Что касается ее текущего сезона в Лондоне, ей даже не очень-то и город понравился.

О, она достаточно хорошо провела время, и она встретила несколько хороших людей, но Лондонский сезон казался ей ужасной тратой денег на девушку, которая будет совершенно довольна остаться в загородном поместье и считает, что можно выйти замуж и там.

Но Мэри не хотела ничего слушать.

– Когда я вышла замуж за твоего отца, - говорила она, - я клялась любить тебя и заботиться о тебе со всей любовью и привязанностью, которую я могла бы дать и ребенку собственной крови. Кейт сумела бы жить и одной, но Мэри тут же возражала, - у меня ответственность перед твоей бедной матерью, пусть успокоится на том свете, что ты выйдешь замуж счастливо и надежно.
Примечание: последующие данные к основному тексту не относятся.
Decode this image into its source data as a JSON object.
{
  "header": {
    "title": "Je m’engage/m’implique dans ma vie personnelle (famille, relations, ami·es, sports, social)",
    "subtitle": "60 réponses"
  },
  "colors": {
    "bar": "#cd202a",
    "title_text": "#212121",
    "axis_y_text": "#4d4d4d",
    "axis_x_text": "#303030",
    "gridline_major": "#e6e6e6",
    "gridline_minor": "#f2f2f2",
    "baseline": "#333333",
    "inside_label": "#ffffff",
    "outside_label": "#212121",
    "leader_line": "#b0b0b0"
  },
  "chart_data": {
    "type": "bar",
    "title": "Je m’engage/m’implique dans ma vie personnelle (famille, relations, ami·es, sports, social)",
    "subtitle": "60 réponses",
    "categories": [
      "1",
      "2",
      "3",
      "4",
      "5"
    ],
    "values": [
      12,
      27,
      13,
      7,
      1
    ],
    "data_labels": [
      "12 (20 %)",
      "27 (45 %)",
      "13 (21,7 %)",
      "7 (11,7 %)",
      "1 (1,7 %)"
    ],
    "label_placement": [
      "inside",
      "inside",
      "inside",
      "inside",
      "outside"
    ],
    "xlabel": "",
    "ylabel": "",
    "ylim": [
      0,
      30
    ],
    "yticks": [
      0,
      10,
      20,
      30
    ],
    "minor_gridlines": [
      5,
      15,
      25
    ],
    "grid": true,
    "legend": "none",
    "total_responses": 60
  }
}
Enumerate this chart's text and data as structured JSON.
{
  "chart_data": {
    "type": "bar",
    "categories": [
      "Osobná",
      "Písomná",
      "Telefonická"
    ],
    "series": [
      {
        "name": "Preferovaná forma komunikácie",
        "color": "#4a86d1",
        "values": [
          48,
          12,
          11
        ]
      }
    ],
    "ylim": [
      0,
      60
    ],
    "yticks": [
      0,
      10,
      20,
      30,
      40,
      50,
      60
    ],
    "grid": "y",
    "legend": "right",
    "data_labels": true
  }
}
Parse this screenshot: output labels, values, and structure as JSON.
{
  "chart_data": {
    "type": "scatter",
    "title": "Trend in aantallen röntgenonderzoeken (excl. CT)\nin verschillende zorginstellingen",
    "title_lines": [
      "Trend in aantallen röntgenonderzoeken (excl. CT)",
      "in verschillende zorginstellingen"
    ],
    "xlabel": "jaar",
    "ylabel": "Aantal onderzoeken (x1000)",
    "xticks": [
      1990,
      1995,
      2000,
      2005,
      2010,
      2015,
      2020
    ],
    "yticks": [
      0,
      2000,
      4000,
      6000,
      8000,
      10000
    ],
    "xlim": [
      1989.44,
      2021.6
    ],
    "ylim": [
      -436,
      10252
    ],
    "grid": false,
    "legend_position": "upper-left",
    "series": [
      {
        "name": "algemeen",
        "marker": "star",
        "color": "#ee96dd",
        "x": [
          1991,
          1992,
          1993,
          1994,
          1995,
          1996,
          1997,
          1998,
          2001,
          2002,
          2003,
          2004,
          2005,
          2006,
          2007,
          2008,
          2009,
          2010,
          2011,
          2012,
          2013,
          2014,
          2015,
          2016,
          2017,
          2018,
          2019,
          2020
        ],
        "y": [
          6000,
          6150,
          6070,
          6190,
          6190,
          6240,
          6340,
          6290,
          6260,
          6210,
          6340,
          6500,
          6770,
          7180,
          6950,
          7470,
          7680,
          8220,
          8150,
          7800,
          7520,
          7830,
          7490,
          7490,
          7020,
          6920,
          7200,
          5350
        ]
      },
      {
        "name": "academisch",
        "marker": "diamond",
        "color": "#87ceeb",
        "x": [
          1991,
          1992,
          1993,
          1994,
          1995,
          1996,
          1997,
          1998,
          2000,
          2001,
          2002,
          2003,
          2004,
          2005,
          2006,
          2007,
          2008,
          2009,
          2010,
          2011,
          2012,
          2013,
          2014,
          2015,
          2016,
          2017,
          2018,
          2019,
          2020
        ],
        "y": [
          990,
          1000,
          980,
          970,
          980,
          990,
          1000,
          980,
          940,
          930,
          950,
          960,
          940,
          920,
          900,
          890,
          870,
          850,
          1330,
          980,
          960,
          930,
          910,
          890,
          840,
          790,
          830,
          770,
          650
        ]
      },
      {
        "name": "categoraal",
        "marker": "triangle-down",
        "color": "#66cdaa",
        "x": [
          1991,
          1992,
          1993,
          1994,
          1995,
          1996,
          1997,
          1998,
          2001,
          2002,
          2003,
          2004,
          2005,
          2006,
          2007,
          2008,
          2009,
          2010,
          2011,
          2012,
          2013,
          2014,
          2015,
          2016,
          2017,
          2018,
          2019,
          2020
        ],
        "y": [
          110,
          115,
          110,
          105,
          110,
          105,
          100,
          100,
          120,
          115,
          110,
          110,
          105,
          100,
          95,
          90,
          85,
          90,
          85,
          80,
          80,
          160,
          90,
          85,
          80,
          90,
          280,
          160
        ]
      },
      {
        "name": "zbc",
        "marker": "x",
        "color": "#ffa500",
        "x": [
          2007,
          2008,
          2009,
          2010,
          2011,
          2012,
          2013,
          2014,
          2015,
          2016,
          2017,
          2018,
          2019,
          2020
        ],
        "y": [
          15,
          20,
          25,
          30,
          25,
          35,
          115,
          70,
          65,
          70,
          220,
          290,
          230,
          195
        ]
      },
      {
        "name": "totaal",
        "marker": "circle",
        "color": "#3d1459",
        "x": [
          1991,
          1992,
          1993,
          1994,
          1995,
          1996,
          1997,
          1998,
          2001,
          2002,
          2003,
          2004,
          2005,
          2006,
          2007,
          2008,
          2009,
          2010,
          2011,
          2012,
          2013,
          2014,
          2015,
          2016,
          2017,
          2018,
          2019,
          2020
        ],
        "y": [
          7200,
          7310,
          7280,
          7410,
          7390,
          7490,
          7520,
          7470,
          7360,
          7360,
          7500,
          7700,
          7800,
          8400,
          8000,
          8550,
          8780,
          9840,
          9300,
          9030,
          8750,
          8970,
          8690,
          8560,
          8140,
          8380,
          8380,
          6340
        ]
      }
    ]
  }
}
– Я могла быть счастлива и выйти замуж и в загородном поместье, - отвечала Кейт.

Но Мэри не хотела соглашаться: - В Лондоне гораздо больше людей, есть из кого выбрать. После, к Мэри присоединялась Эдвина, упорно утверждая, что она будет крайне несчастна без нее в Лондоне, и жизнь ее будет кончена.

И вот она сидит в несколько потускневшей гостиной в арендованном доме в районе Лондона, который можно считать почти фешенебельным, и… Характер у нее становиться все вреднее… и она собирается выхватить газету у сестры.

– Кейт! - завизжала Эдвина, и сердито взглянула на сестру над небольшим листком газеты, которая была зажата между ее пальцами.

– Я же еще не прочитала!

– Ты все время читаешь одно и тоже, - Кейт сказала коварной усмешкой.

– Кроме того, я хочу посмотреть, что она пишет сегодня о Виконте Бриджертоне.

Глаза Эдвины, которые обычно сравнивались с мирным шотландским озером Лох-Несс, дьявольски вспыхнули.

– Неужто ты ужасно заинтересована виконтом, Кейт? Наверно что-то произошло, о чем ты ужасно хочешь нам рассказать?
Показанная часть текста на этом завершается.